Portanto, não é de se surpreender que a esquerda marxista também tenha respondido – ainda que correntes diferentes de maneiras diferentes – à ascensão do novo movimento de mulheres nas décadas de 1960 e 1970, no contexto de uma radicalização mundial da juventude. Essa emergência de movimentos feministas não estava, como é frequentemente considerado, confinado à Europa Ocidental e à América do Norte. Pequenos grupos feministas começaram a surgir na América Latina no início dos anos 1970, principalmente no México, mas também em outros lugares, apesar das ditaduras militares. As mulheres da América Latina também fizeram importantes contribuições teóricas ao feminismo (por exemplo, Ginny Vargas, do Peru). Os continentais Encuentros Feministas latino-americanos, dos quais o primeiro foi realizado em 1981, ainda são um sinal de um movimento de mulheres ativo, apesar dos problemas que foram observados com relação à "institucionalização" do movimento através da presença e atividade de ONGs. Na Índia, o movimento feminista começou a se desenvolver notavelmente após o levantamento do Estado de Emergência em 1976, um de seus principais focos foi a violência praticada contra as mulheres, principalmente estupros e “mortes por dote”. Mulheres feministas no Irã foram parte integrante do movimento para derrubar o Xá no final da década de 1970 e são hoje novamente parte ativa do movimento pró-democracia.


Mas é claro que esse movimento de massas era mais forte nas áreas em que as condições sociais favoreciam a radicalização geral da juventude, no contexto do boom pós-guerra, a massificação do ensino superior e, particularmente para as mulheres, o acesso a métodos contraceptivos.

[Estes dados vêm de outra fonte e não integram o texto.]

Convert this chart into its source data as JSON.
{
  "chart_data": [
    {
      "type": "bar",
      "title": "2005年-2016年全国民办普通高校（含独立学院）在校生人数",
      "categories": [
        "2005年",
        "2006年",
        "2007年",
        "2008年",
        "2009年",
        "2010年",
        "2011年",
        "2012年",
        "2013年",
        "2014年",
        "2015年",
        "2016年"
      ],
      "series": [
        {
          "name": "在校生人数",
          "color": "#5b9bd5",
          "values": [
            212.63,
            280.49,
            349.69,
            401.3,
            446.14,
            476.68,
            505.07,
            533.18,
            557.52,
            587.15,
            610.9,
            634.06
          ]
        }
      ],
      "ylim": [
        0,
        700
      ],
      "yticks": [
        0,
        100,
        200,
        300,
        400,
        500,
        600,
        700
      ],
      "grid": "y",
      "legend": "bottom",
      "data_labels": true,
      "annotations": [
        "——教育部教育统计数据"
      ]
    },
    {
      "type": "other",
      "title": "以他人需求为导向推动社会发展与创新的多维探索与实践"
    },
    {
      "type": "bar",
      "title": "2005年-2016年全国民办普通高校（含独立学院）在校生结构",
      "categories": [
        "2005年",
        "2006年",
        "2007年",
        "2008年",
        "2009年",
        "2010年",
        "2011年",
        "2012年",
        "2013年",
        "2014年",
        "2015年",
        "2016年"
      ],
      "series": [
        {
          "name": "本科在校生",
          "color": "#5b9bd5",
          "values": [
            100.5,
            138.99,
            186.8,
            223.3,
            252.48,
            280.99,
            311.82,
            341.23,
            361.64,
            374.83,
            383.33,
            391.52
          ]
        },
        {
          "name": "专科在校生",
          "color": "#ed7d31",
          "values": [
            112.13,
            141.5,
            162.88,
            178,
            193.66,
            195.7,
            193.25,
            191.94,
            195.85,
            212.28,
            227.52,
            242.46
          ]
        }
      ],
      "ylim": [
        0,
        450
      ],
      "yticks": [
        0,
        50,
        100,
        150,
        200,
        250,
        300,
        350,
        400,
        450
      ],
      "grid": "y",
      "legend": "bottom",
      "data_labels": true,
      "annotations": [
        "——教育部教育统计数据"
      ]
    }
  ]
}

Deste ponto de vista, é lógico que a resolução de 1979 "Revolução socialista e a luta pela libertação das mulheres", republicada neste livro[1], foi inicialmente desenvolvida por mulheres norte americanas e europeias ocidentais da Quarta Internacional. Na verdade, foi discutido se tal resolução deveria de fato almejar ter um escopo mundial ou se deveria lidar com as áreas em que a Quarta Internacional possuía a maioria de suas seções, as quais – embora em geral pequenas – eram um reflexo do aumento da radicalização da juventude e, portanto, onde o desenvolvimento do movimento feminista da segunda onda foi mais acentuado. Embora a decisão tomada tenha sido lidar com o que era conhecido na época como os "três setores" do mundo (países capitalistas avançados, o "terceiro mundo" e países stalinizados e burocratizados), as seções que tratam dos dois últimos setores são sem dúvida o ponto mais fraco do documento.


A resolução de 1991 sobre a América Latina[2] foi uma importante retificação disso em termos de compreensão de como os processos de radicalização e construção de movimentos poderiam ocorrer naquele contexto específico. Foi baseada em um estudo real do estado do movimento naquele período no subcontinente latino-americano, realizado notadamente por camaradas do PRT mexicano. Infelizmente, a implantação real da Quarta Internacional em outras partes do mundo não nos permitiu fazer um trabalho semelhante lá. O ponto mais importante que essa resolução enfatizou foi que as mulheres em luta com base em sua posição social como mulheres – por exemplo, como mães, como moradoras de favelas lutando por água ou tratamento de esgoto, como camponesas lutando pelo direito de possuir ou trabalhar na terra – poderiam também desenvolver uma radicalização com consciência de gênero. Também vimos isso em outros lugares, por exemplo, como esposas em solidariedade com as lutas iniciadas por seus maridos (ver, por exemplo, a greve dos mineiros de 1984-85 na Inglaterra) ou como ativistas do movimento pela paz (o Women’s Peace Camp em Greenham Common e também na Inglaterra no início dos anos 80) ou no movimento de enfermeiras na França em 1988.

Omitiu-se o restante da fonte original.